6 - Annette
It hurt. When I stood in the queue for a coffee in the same place I’d bought coffee for over twenty years. Some woman in front of me in the queue said, loudly enough for everyone to hear, ‘There are too many bloody foreigners in this country, that’s the trouble. They should go back to where they came from.’ She had no shame in what she said.
The man standing beside her laughed and spun around to see who was listening. ‘I always check to see who’s behind me before I say anything, just to see if there’s anyone foreign there who might be offended,’ he said, pausing as he caught my eye. He looked back at the woman. ‘But you’re a lady and you can get away with it,’ he laughed at the woman before taking his coffee and quickly moving away.
I wondered how he would know who was foreign and who was native to this country. I wondered why it hurt me. I don’t look foreign - I don’t feel foreign but my father was Polish and during my childhood he was a registered “alien” to the country until he eventually was accepted as a British Citizen. Dad came over here at the end of the war in 1945. He always worked hard, as a labourer on building sites and later trained as a psychiatric nurse. He never took the easy option in life and carried his war “wounds” with him, emotionally damaged to the end. I’m proud of my father and of my roots. All of my mother’s family lived in this town - she was born in a terraced cottage not far from this cafe. Do I not belong? My grandfather was Welsh but lived in this town since my mother’s childhood. If foreigners were excluded, where would I be now?
I used to think this was the best country in the world to live in but I keep meeting people like that man and woman in the queue and wonder if I’ve been wrong all along.
It all went wrong for me when I gave up the job working for Tip Top Carers. I know now I should have stuck it out although seriously they were taking the mickey. How did they expect us to give decent care to the poor old dears when we had to cram so many into one day. It wasn’t possible to get round them all unless some were short-changed with our time. It came to a head the day I spent an extra ten minutes with Elsie. Only ten minutes of my time to listen to her - hold her hand while she told me about her husband who’d died the year before. Then Mrs. Everson was on the floor when I got to her - she’d tried to get out of bed on her own. I couldn’t get her up by myself and had to call for an ambulance. By the time they came I was two hours behind. I’d phoned the office to let them know but that wasn’t good enough apparantly. No one else to do my cases - so I had to work extra fast to catch up with myself.

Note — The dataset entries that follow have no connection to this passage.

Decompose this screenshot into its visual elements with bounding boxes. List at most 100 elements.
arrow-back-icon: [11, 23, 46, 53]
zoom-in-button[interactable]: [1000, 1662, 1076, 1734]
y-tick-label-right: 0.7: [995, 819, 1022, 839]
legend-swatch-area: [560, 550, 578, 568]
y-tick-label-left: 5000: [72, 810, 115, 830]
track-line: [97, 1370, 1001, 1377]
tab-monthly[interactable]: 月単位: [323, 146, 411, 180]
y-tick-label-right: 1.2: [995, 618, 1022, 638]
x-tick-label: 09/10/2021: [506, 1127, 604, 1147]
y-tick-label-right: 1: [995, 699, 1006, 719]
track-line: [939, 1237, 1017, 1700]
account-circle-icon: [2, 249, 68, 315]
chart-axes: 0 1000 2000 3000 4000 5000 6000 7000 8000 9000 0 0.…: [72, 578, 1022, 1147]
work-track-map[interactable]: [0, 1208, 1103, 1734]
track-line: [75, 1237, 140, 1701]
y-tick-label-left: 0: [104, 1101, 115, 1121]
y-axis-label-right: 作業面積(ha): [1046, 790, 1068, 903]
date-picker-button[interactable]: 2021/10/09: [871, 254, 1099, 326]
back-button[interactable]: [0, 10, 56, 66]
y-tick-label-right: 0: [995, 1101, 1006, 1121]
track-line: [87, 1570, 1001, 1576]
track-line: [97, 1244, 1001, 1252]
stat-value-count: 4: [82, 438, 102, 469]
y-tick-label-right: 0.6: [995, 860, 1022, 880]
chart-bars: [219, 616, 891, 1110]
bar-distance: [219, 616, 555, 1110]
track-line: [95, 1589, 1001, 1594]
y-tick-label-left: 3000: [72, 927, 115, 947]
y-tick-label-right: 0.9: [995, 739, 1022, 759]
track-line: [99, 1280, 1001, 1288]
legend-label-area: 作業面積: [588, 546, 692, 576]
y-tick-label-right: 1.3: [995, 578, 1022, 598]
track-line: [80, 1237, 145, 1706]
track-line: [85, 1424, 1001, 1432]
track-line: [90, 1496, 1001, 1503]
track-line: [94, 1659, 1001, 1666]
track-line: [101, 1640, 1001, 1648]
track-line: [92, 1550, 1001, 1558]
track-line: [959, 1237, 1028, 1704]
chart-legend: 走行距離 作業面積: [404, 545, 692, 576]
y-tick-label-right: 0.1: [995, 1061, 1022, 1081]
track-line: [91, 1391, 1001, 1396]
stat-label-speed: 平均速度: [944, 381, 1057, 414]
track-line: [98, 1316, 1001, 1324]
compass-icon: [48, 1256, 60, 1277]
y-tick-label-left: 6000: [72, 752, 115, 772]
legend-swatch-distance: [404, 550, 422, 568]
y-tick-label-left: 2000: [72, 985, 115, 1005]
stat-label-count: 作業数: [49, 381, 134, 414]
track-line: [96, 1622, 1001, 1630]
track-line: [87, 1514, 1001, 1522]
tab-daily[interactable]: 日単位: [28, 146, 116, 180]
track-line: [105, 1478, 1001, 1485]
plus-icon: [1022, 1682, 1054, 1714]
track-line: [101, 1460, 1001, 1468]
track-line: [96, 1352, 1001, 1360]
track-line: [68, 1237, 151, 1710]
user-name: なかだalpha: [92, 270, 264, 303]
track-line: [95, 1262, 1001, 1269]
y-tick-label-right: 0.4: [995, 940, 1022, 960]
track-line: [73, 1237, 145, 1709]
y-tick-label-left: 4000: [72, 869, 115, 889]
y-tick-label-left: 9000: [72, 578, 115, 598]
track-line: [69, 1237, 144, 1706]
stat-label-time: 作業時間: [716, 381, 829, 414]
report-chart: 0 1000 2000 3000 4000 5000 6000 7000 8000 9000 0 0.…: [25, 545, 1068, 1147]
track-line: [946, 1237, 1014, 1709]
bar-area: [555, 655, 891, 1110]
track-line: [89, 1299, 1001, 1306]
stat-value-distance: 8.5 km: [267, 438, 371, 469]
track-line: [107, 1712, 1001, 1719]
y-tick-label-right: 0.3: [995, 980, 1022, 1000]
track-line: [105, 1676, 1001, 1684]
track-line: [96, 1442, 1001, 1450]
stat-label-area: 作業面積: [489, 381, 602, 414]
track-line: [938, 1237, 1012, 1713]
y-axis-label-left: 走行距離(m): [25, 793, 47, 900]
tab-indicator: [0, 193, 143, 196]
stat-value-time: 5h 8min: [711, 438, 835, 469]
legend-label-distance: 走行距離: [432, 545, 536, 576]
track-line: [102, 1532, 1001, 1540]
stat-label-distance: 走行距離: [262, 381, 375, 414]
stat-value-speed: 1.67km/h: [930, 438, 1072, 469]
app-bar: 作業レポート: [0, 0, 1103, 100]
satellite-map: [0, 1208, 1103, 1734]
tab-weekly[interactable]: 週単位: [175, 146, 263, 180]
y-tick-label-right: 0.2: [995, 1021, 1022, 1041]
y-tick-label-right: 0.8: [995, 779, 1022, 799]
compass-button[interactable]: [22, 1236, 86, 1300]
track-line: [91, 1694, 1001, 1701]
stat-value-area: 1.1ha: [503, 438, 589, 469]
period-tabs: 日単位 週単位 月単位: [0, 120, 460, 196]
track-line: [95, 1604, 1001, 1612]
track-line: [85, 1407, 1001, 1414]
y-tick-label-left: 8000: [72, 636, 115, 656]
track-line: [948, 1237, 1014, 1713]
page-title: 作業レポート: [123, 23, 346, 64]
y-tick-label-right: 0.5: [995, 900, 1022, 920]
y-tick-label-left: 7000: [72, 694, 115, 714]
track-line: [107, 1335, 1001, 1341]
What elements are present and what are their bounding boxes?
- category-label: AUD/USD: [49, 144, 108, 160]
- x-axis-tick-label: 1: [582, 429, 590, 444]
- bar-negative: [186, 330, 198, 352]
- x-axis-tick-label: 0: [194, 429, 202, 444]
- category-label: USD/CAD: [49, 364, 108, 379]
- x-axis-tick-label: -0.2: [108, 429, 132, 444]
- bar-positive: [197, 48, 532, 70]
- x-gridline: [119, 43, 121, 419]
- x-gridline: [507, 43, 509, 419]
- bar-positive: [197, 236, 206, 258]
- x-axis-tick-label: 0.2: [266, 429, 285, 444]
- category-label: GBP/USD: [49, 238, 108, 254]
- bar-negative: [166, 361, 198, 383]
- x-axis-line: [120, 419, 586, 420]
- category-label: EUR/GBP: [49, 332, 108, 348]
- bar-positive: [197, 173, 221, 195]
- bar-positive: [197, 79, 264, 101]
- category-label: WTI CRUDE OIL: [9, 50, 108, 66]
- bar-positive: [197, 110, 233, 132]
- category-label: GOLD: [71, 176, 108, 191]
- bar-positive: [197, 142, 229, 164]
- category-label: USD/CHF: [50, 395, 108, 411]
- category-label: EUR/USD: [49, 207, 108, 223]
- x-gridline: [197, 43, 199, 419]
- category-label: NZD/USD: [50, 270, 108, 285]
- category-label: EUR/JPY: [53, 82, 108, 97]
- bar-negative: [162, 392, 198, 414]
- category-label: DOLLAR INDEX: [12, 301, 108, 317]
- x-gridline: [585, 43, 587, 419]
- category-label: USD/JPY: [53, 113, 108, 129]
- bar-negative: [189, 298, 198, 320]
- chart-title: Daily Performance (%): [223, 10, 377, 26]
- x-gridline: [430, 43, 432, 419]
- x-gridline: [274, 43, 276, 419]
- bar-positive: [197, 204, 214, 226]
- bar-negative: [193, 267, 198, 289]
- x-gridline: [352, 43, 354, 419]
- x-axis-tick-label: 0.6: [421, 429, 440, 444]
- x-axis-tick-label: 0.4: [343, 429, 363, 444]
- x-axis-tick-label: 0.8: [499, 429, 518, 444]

By the time I got home that night it was nearly midnight. I broke down and sobbed at the thought of all those poor old dears just waiting for me to come round. I’d poured myself a large glass of red wine and sat up in bed thinking about it all. Something snapped inside my head that night.
I never went back.
Now I try not to think about the people I’ve left behind. Someone else will be dashing about trying to look after them now - Tip Top Carers - Huh!
But of course, I couldn’t stay at home and do nothing. I need the money as well as anything else. I looked around for another job. Apart from the same thing in different agencies there wasn’t anything else - so I got this voluntary shop assistant job at Wendy’s Wishes. I love it. Wish it was a paid job though - I don’t know how long I can go on with just Jobseekers.